A Complete Guide on OPC Compliance Requirements and Checklist

No Comments

One Person Company, shortly known as OPC, is a kind of company established under the Companies Act, 2013 for the purpose of enabling a solo Entrepreneur to begin and manage the limited liability entity. The main purpose of the OPC establishment is to support lone individual Enterprises. Typically, OPCs have a low turnover compared to private limited companies. As a result, the requirements of OPC compliance are lesser than those of private limited companies. Besides this, OPCs mandatorily need to follow up with every compliance.

What is One Person Company as per Companies Act, 2013?

Section 2 (62) of the Companies Act, 2013 says a company with only one person as its member or sole owner falls under the criteria of One Person Company or OPC. Further, an OPC is owned and administered by one person only. Moreover, all the members of an OPC are the followers to its memorandum of association (MOA) or its shareholders.

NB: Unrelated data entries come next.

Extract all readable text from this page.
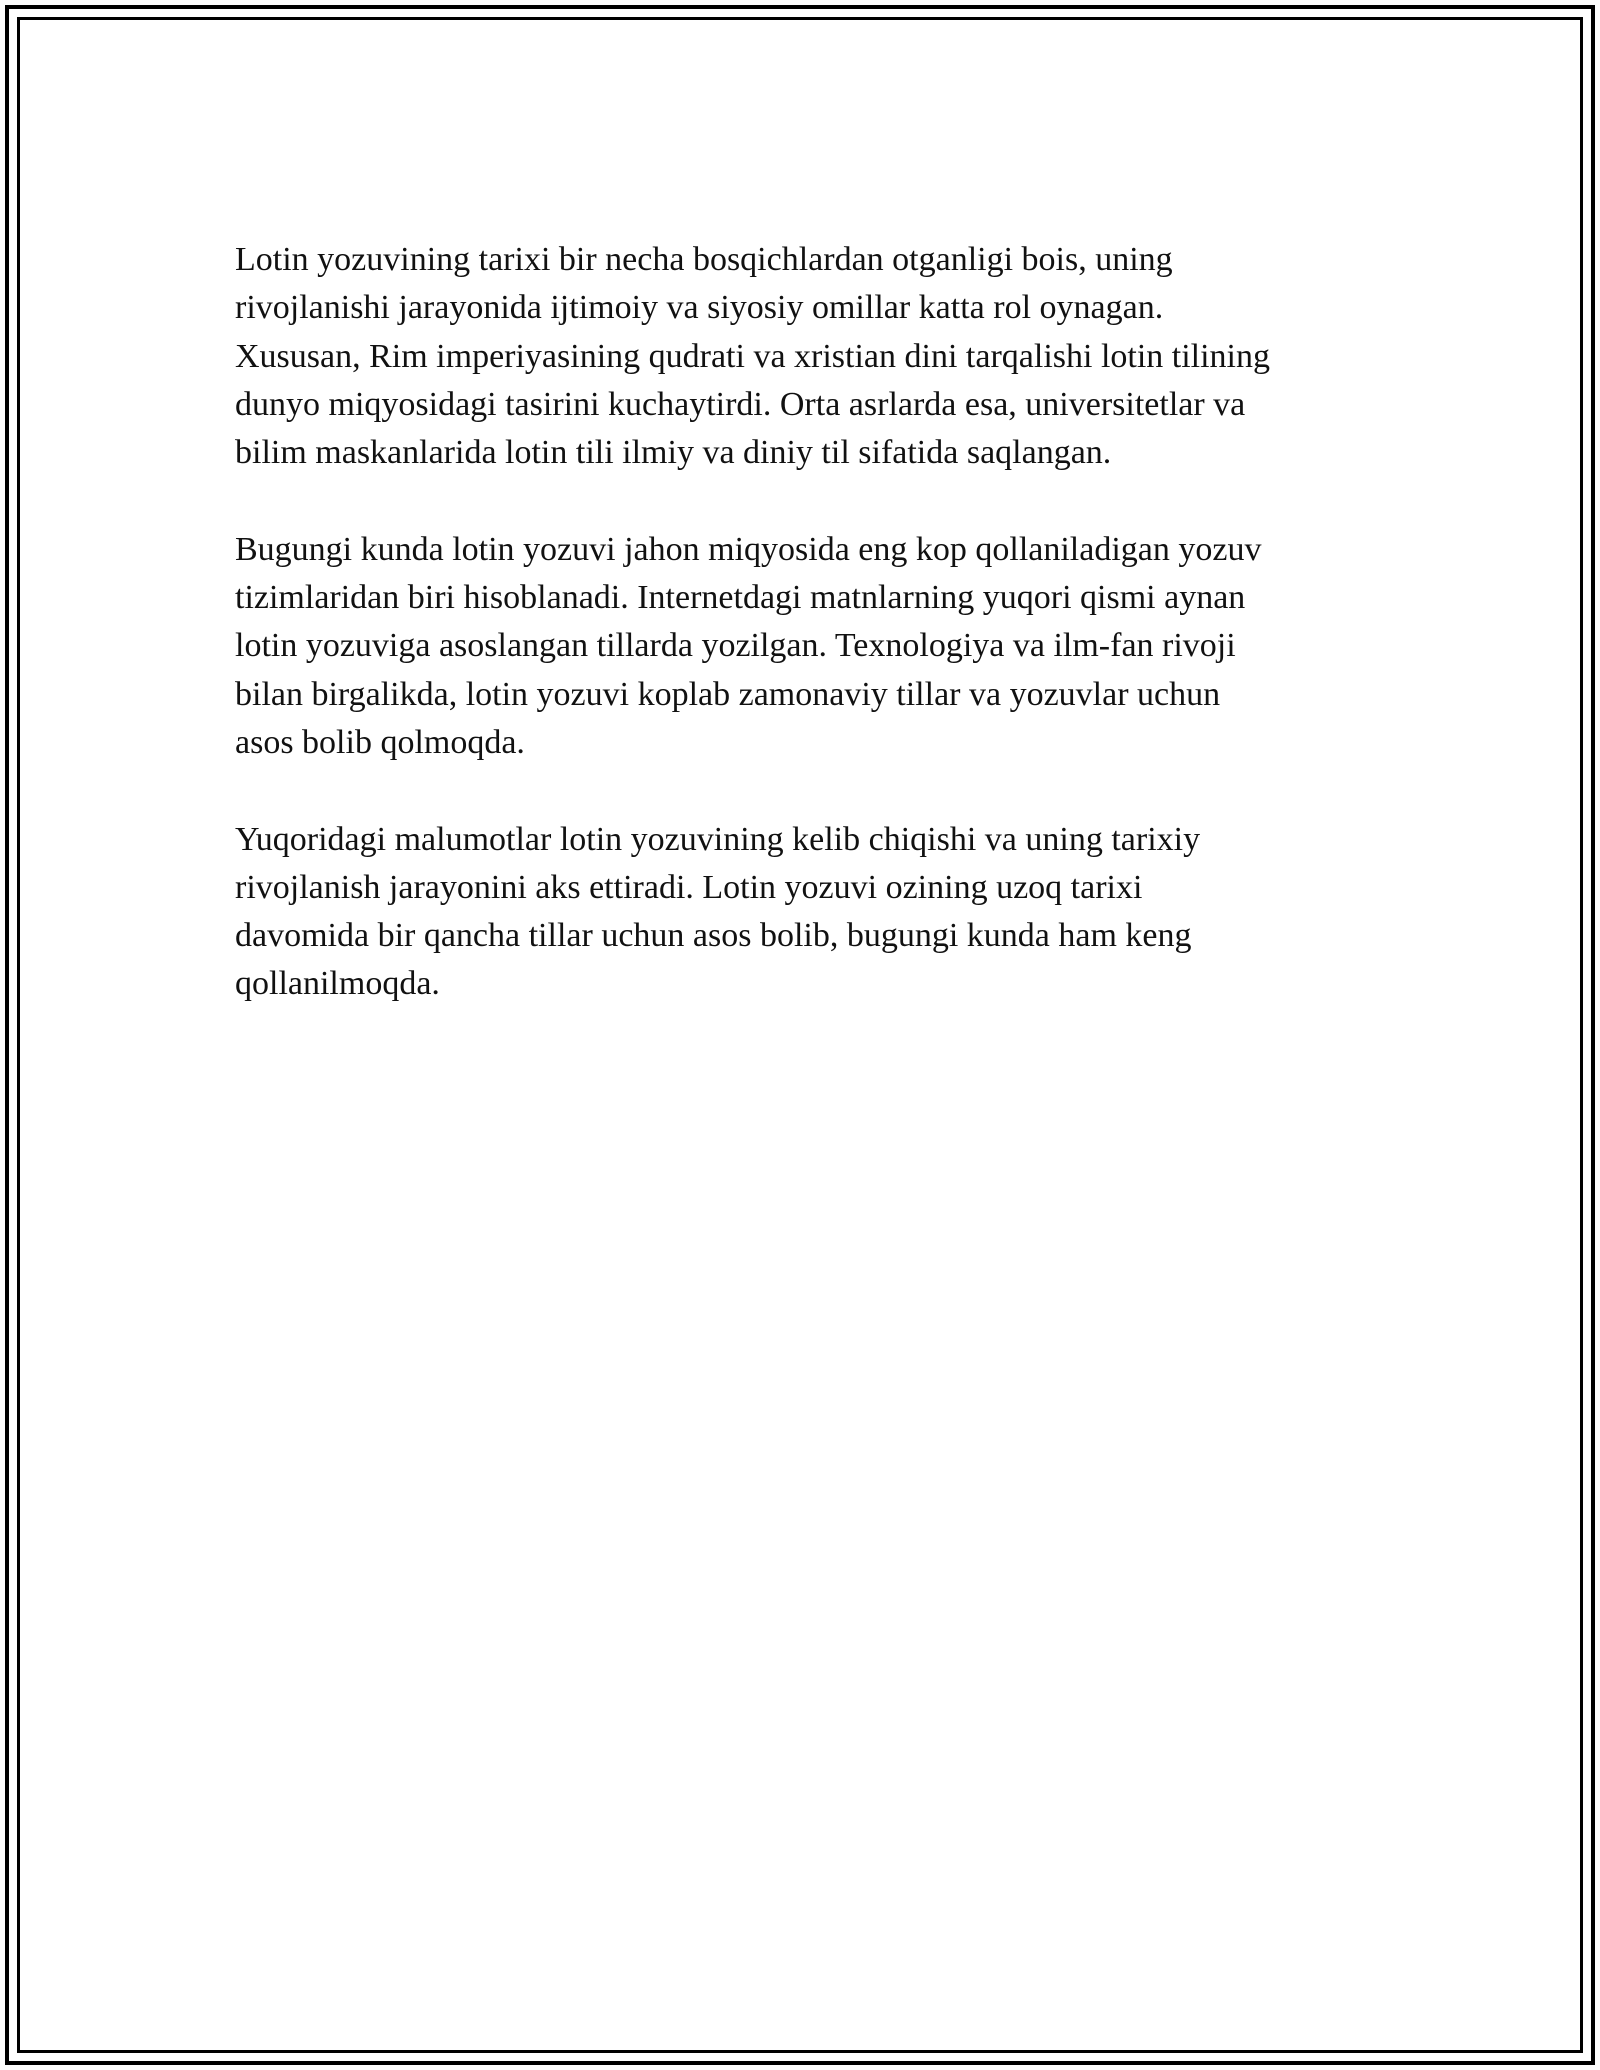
Lotin yozuvining tarixi bir necha bosqichlardan otganligi bois, uning
rivojlanishi jarayonida ijtimoiy va siyosiy omillar katta rol oynagan.
Xususan, Rim imperiyasining qudrati va xristian dini tarqalishi lotin tilining
dunyo miqyosidagi tasirini kuchaytirdi. Orta asrlarda esa, universitetlar va
bilim maskanlarida lotin tili ilmiy va diniy til sifatida saqlangan.

Bugungi kunda lotin yozuvi jahon miqyosida eng kop qollaniladigan yozuv
tizimlaridan biri hisoblanadi. Internetdagi matnlarning yuqori qismi aynan
lotin yozuviga asoslangan tillarda yozilgan. Texnologiya va ilm-fan rivoji
bilan birgalikda, lotin yozuvi koplab zamonaviy tillar va yozuvlar uchun
asos bolib qolmoqda.

Yuqoridagi malumotlar lotin yozuvining kelib chiqishi va uning tarixiy
rivojlanish jarayonini aks ettiradi. Lotin yozuvi ozining uzoq tarixi
davomida bir qancha tillar uchun asos bolib, bugungi kunda ham keng
qollanilmoqda.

Further, it is significant to mention that an OPC can only be incorporated as a Private Company which means that all the provisions applicable to a Private Limited Company will be applicable to a One Person Company.

Why is it Essential to Comply with Annual Compliance in OPC?

Running a One-Person Company is not that easy. Often, the person’s thinking to start a company is unaware of the important compliances that are mandatorily required to be performed, failing to comply with the same, can lead the company to pay hefty penalties. Apart from penalties, the company and its directors may also be required to face undertaking and further investigation.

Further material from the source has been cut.